Below is my finding.
- When initialing the codecs, snd_hdac_ext_bus_device_init() will be called,
and it will set hdev->dev.release = default_release. However, for analog codec (not hdac_hdmi codec), hdac_hda_codec_probe() will be called later. And it will call snd_hda_codec_device_new(), which will reset codec->code.dev.release = snd_hda_codec_dev_release; This means hdac_hdmi's hdev dev release is default_release() defined in hdac_ext_bus.c, and other hda codec's hdev dev release is snd_hda_codec_dev_release().
Both default_release() and snd_hda_codec_dev_release() will call kfree() to free the hdac_device (or its container) in the current code.

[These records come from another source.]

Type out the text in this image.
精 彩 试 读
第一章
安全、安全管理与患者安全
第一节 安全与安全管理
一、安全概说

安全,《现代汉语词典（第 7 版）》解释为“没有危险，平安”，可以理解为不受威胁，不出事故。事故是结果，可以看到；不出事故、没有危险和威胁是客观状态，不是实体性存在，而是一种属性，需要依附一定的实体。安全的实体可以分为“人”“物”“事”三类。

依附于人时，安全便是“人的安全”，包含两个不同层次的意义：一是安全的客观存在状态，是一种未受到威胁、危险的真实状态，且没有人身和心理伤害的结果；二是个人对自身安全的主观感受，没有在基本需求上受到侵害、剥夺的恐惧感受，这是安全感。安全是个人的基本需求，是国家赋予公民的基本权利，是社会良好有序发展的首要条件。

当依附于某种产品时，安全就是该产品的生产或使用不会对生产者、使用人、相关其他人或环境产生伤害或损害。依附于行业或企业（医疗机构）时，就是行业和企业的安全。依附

- When we run rmmod sof_pci_dev, it will free the sdev. If we use Struct
hdac_device *hdev = devm_kzalloc(sdev->dev...). This means hdev will also be freed automatically.
In the removal, snd_hdac_ext_bus_device_remove() will be called to remove the hdev (in this function it is struct hdac_device *codec. The name is not aligned in different places). However for hdac_hdmi, the hdev->dev is used by other code. So calling device.release() (the function default_release()) will be postponed. After after sdev is freed, the device.release() will be called. But for devm_xxx, hdev will also be freed when sdev is freed. This means hdev.dev after sdev is freed is invalid now as hdev has already freed. It will access invalid memory. This will cause the bug.
So I think we should not use devm_xxx, and let's free the hdev manually.
At the end of this topic, I still found 2 suspicious code in the current code.
- in sound/soc/intel/skylate/skl.c
it calls hdev = devm_kazlloc() or hda_codec = devm_kzalloc(). As we will call kfree() in the current code, should we replace it with kzalloc()? Maybe we need cavs drivers owner's help on it.
- in snd_hdac_ext_bus_device_remove()
It will call snd_hdac_device_unregister() to unregister the hdac_devices and put_device(&codec->dev) to release the dev. For analog codec, snd_hdac_device_unregister() will free the codec->dev's kobject. And snd_hda_codec_dev_release() will be called to free the hdac_device. So it is invalid to call put_device(&codec->dev). If you print refcound_read(&(codec->dev.kobj.kref.refcount)) for analog codec before put_device(), you will find the refcount has already been 0.
It seems Ranjani's " ASoC: hda: increment codec device refcount when it is added to the card" patch can fix the second issue.
Regards, Libin